Segurança atingida por Ronaldo afirma que não gostava do jogador

ATÉ HÁ POUCO TEMPO, MARISA NOBILE NÃO SIMPATIZAVA COM CRISTIANO RONALDO, MAS UM GESTO DO JOGADOR FÊ-LA MUDAR DE OPINIÃO

Madalena Costa


A história que se criou à volta de Cristiano Ronaldo e de uma segurança do estádio já tem alguns capítulos e tem dado muito que falar.


Isto porque, inicialmente, se soube que o jogador português atingiu uma segurança com uma bolada, durante o aquecimento do jogo entre o Manchester United e os suíços do Young Boys, e largou tudo para se inteirar do seu estado de saúde.



Pouco tempo depois, percebeu-se que ambos falavam português e se entenderam na nossa língua no meio de uma equipa médica inglesa.


No final do jogo entre o Manchester United e Young Boys, na Liga dos Campeões, e no qual Ronaldo marcou um golo, a sua camisola com o número 7 foi oferecida à segurança, mais conhecida pelo nome técnico steward.


Perante a amabilidade e simpatia de Cristiano Ronaldo, a segurança revelou que ficou enternecida com o gesto do jogador português.


Só que, antes de tudo acontecer, a segurança Marisa Nobile não simpatizava com Cristiano Ronaldo. Foi a própria que o disse, numa entrevista ao Globoesporte, explicando que sentiu antipatia pelo jogador português depois de um episódio que aconteceu numa deslocação do Real Madrid à Suíça, há alguns anos.

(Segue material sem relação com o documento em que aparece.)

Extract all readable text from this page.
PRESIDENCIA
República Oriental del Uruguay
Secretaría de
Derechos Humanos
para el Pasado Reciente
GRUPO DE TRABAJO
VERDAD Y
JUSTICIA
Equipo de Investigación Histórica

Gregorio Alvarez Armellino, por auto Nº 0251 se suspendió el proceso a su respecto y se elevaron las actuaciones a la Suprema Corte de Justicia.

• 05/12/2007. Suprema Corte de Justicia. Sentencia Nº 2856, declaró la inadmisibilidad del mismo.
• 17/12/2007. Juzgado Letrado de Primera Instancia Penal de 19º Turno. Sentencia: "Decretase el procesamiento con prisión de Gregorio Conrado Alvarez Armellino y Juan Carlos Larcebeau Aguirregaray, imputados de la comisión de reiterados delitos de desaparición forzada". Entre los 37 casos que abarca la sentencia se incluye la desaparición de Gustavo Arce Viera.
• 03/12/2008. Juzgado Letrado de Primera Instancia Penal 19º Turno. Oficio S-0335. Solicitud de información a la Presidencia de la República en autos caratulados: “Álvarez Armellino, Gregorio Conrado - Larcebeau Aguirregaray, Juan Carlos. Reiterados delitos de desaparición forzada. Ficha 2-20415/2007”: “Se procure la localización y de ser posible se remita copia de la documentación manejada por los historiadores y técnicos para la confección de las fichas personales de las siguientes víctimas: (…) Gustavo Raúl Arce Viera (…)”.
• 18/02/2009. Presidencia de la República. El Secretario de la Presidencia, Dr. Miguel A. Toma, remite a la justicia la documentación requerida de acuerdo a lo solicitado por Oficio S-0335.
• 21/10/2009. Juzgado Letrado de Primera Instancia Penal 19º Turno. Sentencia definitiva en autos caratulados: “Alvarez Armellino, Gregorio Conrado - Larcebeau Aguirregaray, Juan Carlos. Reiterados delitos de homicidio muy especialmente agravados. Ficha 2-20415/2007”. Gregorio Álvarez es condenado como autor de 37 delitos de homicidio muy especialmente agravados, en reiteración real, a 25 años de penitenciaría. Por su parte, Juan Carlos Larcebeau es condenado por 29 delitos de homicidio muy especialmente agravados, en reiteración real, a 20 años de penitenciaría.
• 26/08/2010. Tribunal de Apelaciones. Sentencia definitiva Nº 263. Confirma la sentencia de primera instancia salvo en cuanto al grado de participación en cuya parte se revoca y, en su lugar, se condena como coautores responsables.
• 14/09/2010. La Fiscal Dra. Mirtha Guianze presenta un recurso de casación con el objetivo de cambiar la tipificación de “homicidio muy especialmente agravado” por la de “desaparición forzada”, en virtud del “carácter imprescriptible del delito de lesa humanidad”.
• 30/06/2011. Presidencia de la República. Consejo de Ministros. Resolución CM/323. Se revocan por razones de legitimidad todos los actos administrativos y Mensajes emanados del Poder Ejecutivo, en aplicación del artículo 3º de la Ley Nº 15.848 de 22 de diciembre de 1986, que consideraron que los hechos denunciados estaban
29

Nesse jogo, Marisa, que é brasileira, acabou “a insultá-lo. Não sabia ao certo quem ele era e quando terminou o jogo, connosco há oito horas no estádio e a querermos ir embora, ele foi correr de novo e fazer exercícios no relvado. Não ia embora! E eu falei: 'Vai terminar ou não? Aqui é a Suíça, querido! E ele mandou-me para aquele lugar. Que cara grosso, nossa!”.


Depois desse incidente entre ambos, Marisa admitiu que “até ontem não gostava do Cristiano Ronaldo”, depois de ter tido um outro contacto com o jogador.


A preocupação do jogador do Manchester United conquistou Marisa, que afirma que “agora sou a Ronaldete número 1”.